AICD

Dinghy 12 Classico

Sciamanus dixit......

Sciamanus dixit......

BENTORNATO WWW.DINGHY12CLASSICO.IT

 

Era da un po’ di tempo che avevo in animo di dare un saluto al rinato sito dei classici e al nuovo timoniere.

Amo il Dinghy, amo la Classe, tutta, unica, indivisibile, ma ho l’animo del legnaiolo.

La vicenda dei legni in ambito AICD l’ho vissuta per intero sin dalla fine degli anni ’90, quando la loro presenza nella vita attiva della Classe si era ridotta al lumicino, sopraffatta dalla straordinaria e rigeneratrice crescita dei cosiddetti scafi moderni.

La resistenza silenziosa allora era nelle mani di pochi. Ricordo lady Tay De Negri, Pino De Marte, il prof Sergio Michel, Roberto Armellin…. e indegnamente il sottoscritto con il suo stravecchio Lion’s Girl oggi in mani migliori.

La svolta la posizionerei nel raduno di Voltri del 2002, quando, in occasione del 100° del Circolo Nautico Costaguta, con tanto di banda, una dozzina di legnaioli - tra veterani e new entry – danno vita a un timido segnale di ripresa.

Piano, piano ai vecchi scafi d’epoca si aggiungono le nuove costruzioni di Colombo e  Riva , sempre di legno, ma anche incollati e sofisticatamente armati. I legnaioli non vogliono mollare, vogliono competere con gli scafi moderni, auto svuotanti, facilmente raddrizzabili in caso di scuffia, meno delicati e meno bisognosi di cure.

 Ma nasce anche l’idea di un circuito di regate dedicato solo a loro, ai legni, dei momenti di separazione in casa non del tutto indolori.

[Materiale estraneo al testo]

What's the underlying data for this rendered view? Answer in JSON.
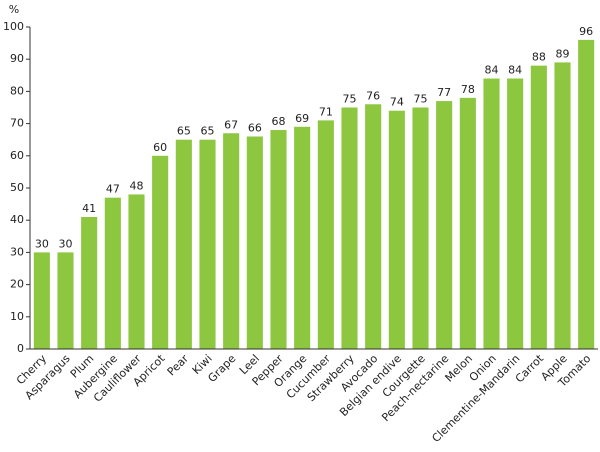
{
  "chart_data": {
    "type": "bar",
    "y_label": "%",
    "categories": [
      "Cherry",
      "Asparagus",
      "Plum",
      "Aubergine",
      "Cauliflower",
      "Apricot",
      "Pear",
      "Kiwi",
      "Grape",
      "Leel",
      "Pepper",
      "Orange",
      "Cucumber",
      "Strawberry",
      "Avocado",
      "Belgian endive",
      "Courgette",
      "Peach-nectarine",
      "Melon",
      "Onion",
      "Clementine-Mandarin",
      "Carrot",
      "Apple",
      "Tomato"
    ],
    "values": [
      30,
      30,
      41,
      47,
      48,
      60,
      65,
      65,
      67,
      66,
      68,
      69,
      71,
      75,
      76,
      74,
      75,
      77,
      78,
      84,
      84,
      88,
      89,
      96
    ],
    "color": "#8dc63f",
    "ylim": [
      0,
      100
    ],
    "yticks": [
      0,
      10,
      20,
      30,
      40,
      50,
      60,
      70,
      80,
      90,
      100
    ],
    "grid": false
  }
}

Ci si era però del tutto dimenticati che la regata la vince soprattutto il timoniere, che è quello che in tutti i tempi, come la storia insegna, fa davvero la differenza. Un primo segnale, indicativo, lo aveva dato in questo senso Dani Colapietro, che nello stesso anno aveva vinto il “Trofeo AICD” (poi “Coppa Italia”) con uno scafo di VTR e il “Trofeo 4 Laghi” con un vecchio e malandato scafo di legno. Poi, la botta finale dell’asso degli assi, Paolino Viacava, che arma un Colombo, mortifica tutti, e vince il Campionato Italiano assoluto del 2011. Era dal 1995 che un legno non vinceva un titolo nazionale!

Per amor dl vero va detto che l’AICD non ha mai trascurato i legni, che sono e sempre saranno l’anima della Classe.

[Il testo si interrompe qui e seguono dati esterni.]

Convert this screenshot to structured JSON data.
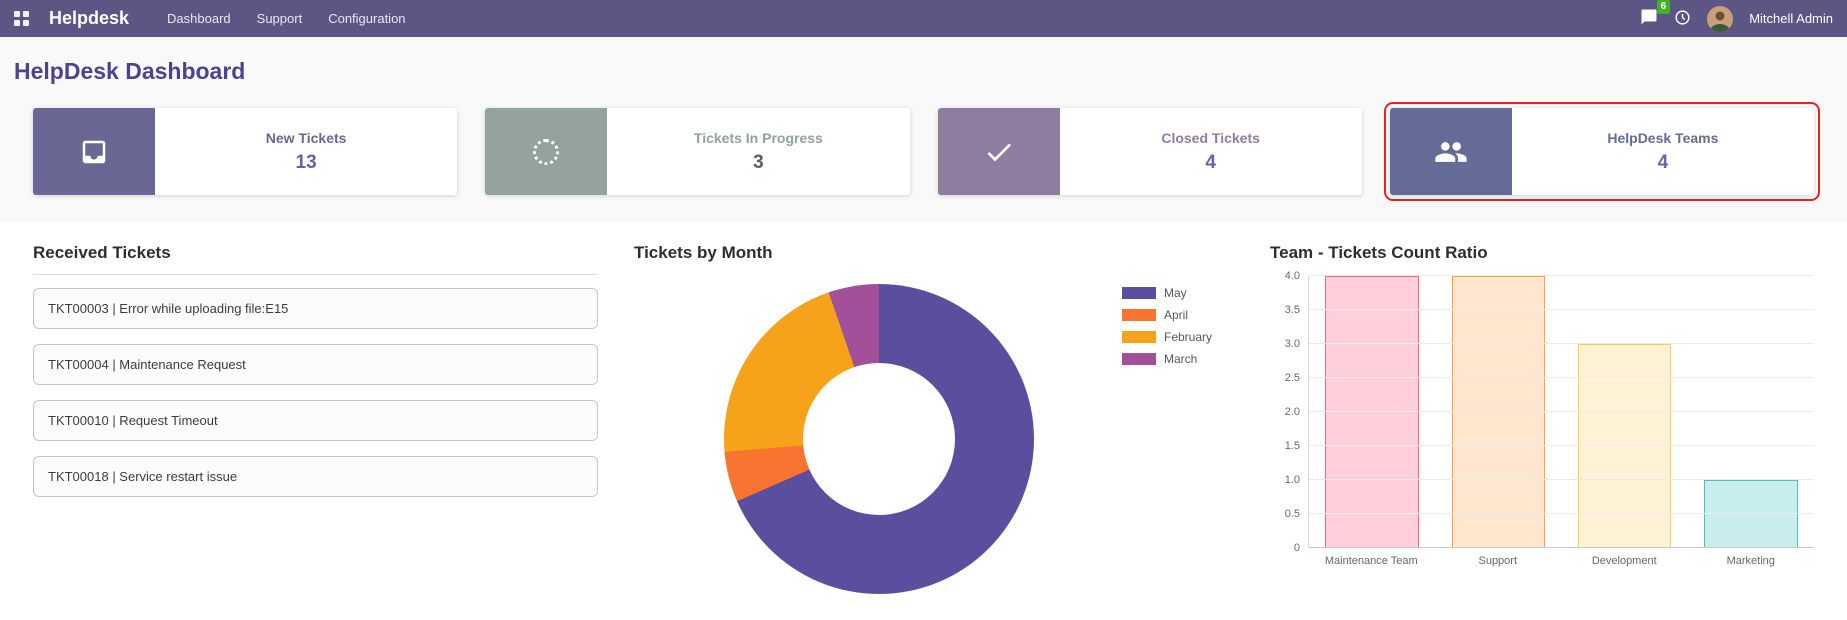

Dato a Cesare - al secolo Giuseppe La Scala, innovatore e trascinatore del classici – quel che è di Cesare, cioè riconoscenza e gratitudine per quello che ha saputo fare, adesso la “Sezione dei Classici” ha cambiato timoniere. Fabio Mangione farà altrettanto bene e il rinato sito ne è la significativa dimostrazione.

Il primo maggio parte la stagione 2015 e non posso rinviare oltre il saluto dello Sciamano a tutti i legnaioli e al neo capobanda.